Let's call h the initial height of the rock (h=50 m, the height of the bridge).
Initially, the rock has only gravitational potential energy, which is given by
[tex]U_i=mgh[/tex]
where m=10 kg is the mass of the rock while g is the gravitational acceleration. So, the total mechanical energy of the rock at this point is
[tex]E_i = U_i = mgh=(10 kg)(9.81 m/s^2)(50 m)=4905 J[/tex]
At midway point of its fall, its height is [tex] \frac{h}{2} [/tex], so its potential energy is
[tex]U_f = mg \frac{h}{2} = (10 kg)(9.81 m/s^2)(25 m)=2452.5 J[/tex]

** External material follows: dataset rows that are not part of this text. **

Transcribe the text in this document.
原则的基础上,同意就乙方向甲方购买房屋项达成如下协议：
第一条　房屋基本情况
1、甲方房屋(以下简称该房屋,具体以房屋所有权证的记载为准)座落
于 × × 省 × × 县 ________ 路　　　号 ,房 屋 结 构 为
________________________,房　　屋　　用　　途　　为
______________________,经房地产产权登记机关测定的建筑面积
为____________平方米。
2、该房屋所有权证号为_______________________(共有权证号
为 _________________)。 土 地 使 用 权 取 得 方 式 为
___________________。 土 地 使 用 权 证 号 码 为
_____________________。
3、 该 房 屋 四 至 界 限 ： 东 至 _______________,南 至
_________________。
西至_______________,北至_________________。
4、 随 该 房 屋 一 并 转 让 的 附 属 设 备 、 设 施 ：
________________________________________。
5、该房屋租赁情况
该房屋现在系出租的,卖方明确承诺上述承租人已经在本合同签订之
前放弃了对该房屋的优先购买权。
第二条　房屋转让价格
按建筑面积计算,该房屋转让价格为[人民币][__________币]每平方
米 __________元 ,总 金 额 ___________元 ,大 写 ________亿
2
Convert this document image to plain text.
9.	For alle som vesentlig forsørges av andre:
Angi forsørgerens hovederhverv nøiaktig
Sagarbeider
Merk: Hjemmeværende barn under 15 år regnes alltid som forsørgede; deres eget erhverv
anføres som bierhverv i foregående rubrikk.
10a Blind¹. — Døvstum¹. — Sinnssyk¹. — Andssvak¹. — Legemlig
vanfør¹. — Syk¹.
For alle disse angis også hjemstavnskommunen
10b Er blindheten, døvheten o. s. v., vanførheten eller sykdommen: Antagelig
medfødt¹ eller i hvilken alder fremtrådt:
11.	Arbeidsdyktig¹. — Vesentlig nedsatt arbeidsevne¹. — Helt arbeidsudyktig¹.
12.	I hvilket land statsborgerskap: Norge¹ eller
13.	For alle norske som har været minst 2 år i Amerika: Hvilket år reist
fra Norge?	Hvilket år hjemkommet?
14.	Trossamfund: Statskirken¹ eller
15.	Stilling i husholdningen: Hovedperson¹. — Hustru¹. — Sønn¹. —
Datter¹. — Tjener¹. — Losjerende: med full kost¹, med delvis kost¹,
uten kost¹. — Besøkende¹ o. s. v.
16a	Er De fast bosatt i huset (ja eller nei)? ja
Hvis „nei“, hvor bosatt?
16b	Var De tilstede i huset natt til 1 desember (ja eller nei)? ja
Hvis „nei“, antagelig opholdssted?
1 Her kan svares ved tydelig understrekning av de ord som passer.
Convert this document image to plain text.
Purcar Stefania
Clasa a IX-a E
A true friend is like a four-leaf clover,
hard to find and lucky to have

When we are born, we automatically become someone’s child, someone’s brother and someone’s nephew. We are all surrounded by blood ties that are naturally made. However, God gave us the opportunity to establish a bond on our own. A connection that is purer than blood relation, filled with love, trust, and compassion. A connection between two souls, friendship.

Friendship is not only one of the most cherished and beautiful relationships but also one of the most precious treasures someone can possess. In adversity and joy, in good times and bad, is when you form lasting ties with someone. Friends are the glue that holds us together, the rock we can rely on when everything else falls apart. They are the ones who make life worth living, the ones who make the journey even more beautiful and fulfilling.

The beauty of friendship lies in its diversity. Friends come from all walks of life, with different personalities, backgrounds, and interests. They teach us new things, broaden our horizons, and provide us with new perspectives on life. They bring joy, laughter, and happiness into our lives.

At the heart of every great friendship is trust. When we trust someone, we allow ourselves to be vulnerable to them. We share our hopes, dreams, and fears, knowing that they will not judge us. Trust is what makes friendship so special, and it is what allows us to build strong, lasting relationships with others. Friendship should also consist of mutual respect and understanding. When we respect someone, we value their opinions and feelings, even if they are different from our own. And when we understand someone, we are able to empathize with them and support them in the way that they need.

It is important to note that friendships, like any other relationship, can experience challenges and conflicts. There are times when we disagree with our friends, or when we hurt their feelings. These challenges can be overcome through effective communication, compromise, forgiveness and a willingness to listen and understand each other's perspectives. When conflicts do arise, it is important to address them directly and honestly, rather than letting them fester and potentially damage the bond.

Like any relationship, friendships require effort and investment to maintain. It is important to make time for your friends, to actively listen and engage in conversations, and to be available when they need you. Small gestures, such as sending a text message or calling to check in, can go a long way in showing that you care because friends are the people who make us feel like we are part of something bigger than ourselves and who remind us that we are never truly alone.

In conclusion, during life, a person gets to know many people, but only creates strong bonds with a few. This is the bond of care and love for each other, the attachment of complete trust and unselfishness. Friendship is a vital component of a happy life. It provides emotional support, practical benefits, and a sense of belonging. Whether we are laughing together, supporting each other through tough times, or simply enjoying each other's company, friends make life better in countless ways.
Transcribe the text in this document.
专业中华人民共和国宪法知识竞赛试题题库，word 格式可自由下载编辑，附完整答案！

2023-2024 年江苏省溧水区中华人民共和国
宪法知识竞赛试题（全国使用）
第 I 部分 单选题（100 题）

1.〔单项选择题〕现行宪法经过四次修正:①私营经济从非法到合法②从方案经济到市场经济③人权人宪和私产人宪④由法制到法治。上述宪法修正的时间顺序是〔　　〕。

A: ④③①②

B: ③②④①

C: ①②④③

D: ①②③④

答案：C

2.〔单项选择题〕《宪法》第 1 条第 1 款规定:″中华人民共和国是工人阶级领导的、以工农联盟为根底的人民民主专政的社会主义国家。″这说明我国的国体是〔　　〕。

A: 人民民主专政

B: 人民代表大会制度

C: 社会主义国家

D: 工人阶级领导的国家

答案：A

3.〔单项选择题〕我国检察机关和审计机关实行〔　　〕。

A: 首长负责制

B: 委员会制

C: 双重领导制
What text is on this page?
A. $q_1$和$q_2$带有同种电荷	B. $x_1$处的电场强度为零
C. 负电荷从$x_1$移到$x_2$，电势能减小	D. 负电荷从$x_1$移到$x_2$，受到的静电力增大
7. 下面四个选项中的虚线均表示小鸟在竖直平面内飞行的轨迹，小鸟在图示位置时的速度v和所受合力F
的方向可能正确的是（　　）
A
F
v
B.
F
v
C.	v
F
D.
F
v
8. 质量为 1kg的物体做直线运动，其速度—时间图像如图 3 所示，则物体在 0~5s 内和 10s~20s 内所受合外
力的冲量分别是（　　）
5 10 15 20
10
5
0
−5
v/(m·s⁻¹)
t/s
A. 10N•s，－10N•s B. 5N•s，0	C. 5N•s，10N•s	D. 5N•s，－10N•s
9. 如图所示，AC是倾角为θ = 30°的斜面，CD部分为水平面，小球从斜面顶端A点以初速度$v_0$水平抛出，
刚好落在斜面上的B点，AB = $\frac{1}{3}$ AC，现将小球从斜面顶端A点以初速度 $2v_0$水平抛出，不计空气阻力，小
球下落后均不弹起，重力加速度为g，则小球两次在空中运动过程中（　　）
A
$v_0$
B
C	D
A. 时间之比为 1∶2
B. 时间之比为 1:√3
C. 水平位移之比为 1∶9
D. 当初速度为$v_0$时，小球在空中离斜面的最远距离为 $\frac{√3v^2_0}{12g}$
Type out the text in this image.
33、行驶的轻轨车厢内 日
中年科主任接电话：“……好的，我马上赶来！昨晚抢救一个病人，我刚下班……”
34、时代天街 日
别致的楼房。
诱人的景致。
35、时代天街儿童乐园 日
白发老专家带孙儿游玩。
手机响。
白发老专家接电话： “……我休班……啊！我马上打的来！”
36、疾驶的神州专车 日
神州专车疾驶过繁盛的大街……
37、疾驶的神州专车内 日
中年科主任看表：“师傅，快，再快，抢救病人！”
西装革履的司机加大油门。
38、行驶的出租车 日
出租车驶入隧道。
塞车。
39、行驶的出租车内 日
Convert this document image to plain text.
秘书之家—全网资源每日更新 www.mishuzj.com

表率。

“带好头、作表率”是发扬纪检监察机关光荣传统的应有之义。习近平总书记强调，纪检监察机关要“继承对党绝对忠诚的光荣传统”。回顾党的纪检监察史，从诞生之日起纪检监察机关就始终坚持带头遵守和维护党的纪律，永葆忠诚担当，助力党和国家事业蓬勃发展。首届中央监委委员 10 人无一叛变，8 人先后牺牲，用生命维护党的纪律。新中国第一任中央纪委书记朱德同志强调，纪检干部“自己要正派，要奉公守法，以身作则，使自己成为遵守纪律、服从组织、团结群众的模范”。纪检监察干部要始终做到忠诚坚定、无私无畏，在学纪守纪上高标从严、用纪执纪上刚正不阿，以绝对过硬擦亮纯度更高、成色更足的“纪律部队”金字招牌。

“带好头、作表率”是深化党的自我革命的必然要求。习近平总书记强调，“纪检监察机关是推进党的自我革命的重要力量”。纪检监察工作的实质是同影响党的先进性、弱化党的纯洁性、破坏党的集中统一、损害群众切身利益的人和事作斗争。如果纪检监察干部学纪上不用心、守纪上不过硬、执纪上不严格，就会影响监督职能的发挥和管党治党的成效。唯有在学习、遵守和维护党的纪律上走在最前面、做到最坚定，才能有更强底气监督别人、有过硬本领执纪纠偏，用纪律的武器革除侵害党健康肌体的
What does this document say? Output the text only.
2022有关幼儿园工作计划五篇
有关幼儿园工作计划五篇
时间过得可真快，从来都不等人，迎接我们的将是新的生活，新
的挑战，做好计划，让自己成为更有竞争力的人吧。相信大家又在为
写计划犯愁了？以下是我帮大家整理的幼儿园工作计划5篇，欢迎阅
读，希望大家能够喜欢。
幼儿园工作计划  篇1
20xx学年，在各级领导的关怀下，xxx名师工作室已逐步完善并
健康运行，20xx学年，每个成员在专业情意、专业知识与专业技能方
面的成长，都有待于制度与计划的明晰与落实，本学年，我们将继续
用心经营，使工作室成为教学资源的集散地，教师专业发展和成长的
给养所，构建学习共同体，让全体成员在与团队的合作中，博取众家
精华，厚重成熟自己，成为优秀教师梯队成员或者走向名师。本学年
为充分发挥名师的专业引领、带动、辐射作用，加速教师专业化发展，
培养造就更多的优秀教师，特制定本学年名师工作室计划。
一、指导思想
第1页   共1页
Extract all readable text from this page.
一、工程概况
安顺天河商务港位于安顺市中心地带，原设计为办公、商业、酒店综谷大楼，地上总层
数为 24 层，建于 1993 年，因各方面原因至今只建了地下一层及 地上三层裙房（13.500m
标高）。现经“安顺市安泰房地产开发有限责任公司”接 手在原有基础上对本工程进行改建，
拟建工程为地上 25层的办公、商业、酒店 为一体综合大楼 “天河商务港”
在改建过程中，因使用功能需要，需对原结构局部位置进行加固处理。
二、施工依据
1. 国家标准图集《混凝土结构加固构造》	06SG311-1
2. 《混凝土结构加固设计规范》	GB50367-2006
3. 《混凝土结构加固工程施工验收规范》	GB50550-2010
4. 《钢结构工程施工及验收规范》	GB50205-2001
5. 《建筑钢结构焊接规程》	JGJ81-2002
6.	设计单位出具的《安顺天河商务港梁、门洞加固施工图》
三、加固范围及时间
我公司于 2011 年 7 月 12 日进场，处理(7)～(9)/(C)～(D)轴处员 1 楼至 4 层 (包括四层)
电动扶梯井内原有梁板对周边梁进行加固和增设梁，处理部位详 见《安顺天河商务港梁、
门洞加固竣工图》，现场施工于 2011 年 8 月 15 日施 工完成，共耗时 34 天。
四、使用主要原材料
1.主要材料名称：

But now the rock is also moving by speed v, so it also has kinetic energy:
[tex]K_f = \frac{1}{2}mv^2 [/tex]
So the total energy at the midway point of the fall is
[tex]E_f = U_f + K_f[/tex] (1)
The mechanical energy must be conserved, so [tex]E_i = E_f[/tex], so we can rewrite (1) and solve it to find the kinetic energy of the rock at midway point of its fall:
[tex]E_i = U_f + K_f[/tex]
[tex]K_f = E_i - U_f = 4905 J - 2452.5 J=2452.5 J[/tex]